What you need to know about Anticholinergic Medicine
Why have you been given this leaflet?
• You are taking an anticholinergic medicine
• Your doctor has suggested you start taking one
• To let you know about possible side effects of the medicine
• To help you decide whether to take this medicine
• Always talk to your doctor, nurse or pharmacist before stopping or changing any medicine
What are anticholinergic medicines?
Some medicines work by blocking a chemical in your body called acetylcholine so they are referred to as anticholinergic.
Acetylcholine is used in many parts of your body and helps you stay alert, keep a steady heart rate, breathe, digest food, sweat and empty your bladder. When you take an anticholinergic medicine, it acts on many parts of your body at the same time.
Anticholinergic medicines can be found in both prescription medicines and over the counter medicines bought in pharmacies:
• Bladder control medicines e.g. oxybutynin, tolterodine, solifenacin, trospium
• Medication to reduce stomach cramping e.g. dicycloverine, hyoscine (Buscopan®)
• Allergy medications e.g. chlorphenamine (Piriton®), hydroxyzine
• Antidepressants e.g. paroxetine, sertraline
• Medication for nerve pain e.g. amitriptyline, nortriptyline
• Some over the counter medicines containing diphenhydramine (Nytol®), promethazine, (Phenergan®, Sominex®, Night Nurse®), hyoscine (Kwells®, Joy-Rides®, Buscopan-IBS®)
Are there any side effects and what are my risks?
You can get side effects when you take anticholinergic medicine, and some things increase your risk of experiencing them. These include:
• You are taking higher doses
• You take the medicine for a long time
• You are taking more than one anticholinergic medicine
• You are older i.e. >65 years
As we get older, our liver and kidneys aren’t able to process medicines as well, so we become more sensitive to the adverse effects of them.
Also, many older adults have more than one health condition and may take many medicines, including one or more anticholinergics. The more medicines a person takes, the more likely it is that he or she will have unwanted side effects.
Do anticholinergic medicines increase the risk of dementia?
In the last few years studies have suggested that older adults who use anticholinergic medicines for a long time, or at higher doses, may have a higher risk of dementia.
Research has not proven that anticholinergic medicines cause dementia, but it does recommend that older adults limit the number of anticholinergic medicines they take and use the lowest dose for the shortest length of time.
What are the possible side effects from anticholinergic medicines?
When you take an anticholinergic medicine, it can act on many different parts of your body.
Brain-drowsiness, dizziness, confusion
Eyes-blurred vision, dry eyes
Heart-rapid heart rate
Falls-broken bones and other injuries
You and your doctor or other healthcare professional might decide together that the benefits of using these medicines outweigh the potential risks.

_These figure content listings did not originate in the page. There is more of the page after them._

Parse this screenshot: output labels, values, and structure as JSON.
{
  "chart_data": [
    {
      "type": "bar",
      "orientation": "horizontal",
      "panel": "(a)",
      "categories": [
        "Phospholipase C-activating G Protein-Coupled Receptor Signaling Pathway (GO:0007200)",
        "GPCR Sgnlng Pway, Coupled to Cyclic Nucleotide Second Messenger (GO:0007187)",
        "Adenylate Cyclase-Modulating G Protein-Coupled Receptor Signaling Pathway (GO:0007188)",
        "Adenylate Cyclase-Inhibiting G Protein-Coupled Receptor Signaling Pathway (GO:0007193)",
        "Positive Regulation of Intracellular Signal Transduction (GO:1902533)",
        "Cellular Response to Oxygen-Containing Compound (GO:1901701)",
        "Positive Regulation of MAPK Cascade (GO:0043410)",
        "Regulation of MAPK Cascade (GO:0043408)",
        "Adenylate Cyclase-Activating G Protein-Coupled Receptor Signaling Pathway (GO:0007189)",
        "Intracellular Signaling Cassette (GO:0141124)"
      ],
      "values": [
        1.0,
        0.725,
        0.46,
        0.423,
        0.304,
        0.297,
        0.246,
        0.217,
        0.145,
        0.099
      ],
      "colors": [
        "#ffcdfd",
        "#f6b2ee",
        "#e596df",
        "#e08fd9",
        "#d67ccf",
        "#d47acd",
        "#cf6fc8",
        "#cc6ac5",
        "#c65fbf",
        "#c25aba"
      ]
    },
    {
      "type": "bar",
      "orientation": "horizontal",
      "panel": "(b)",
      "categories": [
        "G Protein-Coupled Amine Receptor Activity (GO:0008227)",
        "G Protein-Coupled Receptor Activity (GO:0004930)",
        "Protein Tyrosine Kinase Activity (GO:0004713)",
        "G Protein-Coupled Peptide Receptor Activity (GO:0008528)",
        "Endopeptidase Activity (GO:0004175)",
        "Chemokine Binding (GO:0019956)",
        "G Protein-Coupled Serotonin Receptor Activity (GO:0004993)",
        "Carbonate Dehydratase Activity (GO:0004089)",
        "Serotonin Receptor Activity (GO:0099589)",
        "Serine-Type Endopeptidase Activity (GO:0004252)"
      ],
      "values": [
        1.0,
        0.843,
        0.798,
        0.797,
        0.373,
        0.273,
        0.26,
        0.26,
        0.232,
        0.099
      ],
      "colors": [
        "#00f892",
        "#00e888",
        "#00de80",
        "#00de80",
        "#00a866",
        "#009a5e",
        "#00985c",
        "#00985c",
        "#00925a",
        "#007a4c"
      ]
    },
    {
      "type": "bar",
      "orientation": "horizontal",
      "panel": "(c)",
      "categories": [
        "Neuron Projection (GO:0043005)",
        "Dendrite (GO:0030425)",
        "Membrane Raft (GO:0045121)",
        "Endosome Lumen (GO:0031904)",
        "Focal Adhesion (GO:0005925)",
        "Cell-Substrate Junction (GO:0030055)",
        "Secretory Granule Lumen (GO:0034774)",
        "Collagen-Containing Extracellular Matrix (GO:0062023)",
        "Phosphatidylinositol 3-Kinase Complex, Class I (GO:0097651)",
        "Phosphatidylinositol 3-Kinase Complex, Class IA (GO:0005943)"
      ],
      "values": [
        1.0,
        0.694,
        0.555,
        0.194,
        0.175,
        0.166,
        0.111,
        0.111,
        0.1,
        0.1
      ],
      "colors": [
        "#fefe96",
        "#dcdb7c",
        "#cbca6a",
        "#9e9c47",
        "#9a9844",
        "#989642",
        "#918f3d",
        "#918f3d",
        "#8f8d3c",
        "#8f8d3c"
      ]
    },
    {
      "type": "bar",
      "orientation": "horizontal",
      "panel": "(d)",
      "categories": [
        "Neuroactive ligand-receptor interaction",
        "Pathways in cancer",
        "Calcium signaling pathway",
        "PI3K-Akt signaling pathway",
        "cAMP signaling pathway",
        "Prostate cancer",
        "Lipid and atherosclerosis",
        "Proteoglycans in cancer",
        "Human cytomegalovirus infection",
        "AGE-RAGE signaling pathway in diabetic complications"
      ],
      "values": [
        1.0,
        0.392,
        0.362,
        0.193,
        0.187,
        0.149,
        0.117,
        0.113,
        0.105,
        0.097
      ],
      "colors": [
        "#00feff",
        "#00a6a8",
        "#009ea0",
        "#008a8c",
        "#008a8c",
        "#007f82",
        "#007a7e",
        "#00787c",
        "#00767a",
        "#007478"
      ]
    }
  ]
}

Steps to lower the risk of side effects from anticholinergic medicines
Step 1- Ask your doctor, pharmacist or nurse: “Am I taking any anticholinergic medicines?”
Step 2- There are many online tools available that can provide an anticholinergic burden score which will allow your health care professional to assess your risk of side-effects.
Step 3- Continue to check with your doctor, pharmacist or nurse about the anticholinergic side-effects of any new medication you buy over the counter or are prescribed
Always talk to your doctor, nurse or pharmacist before stopping or changing any medicine.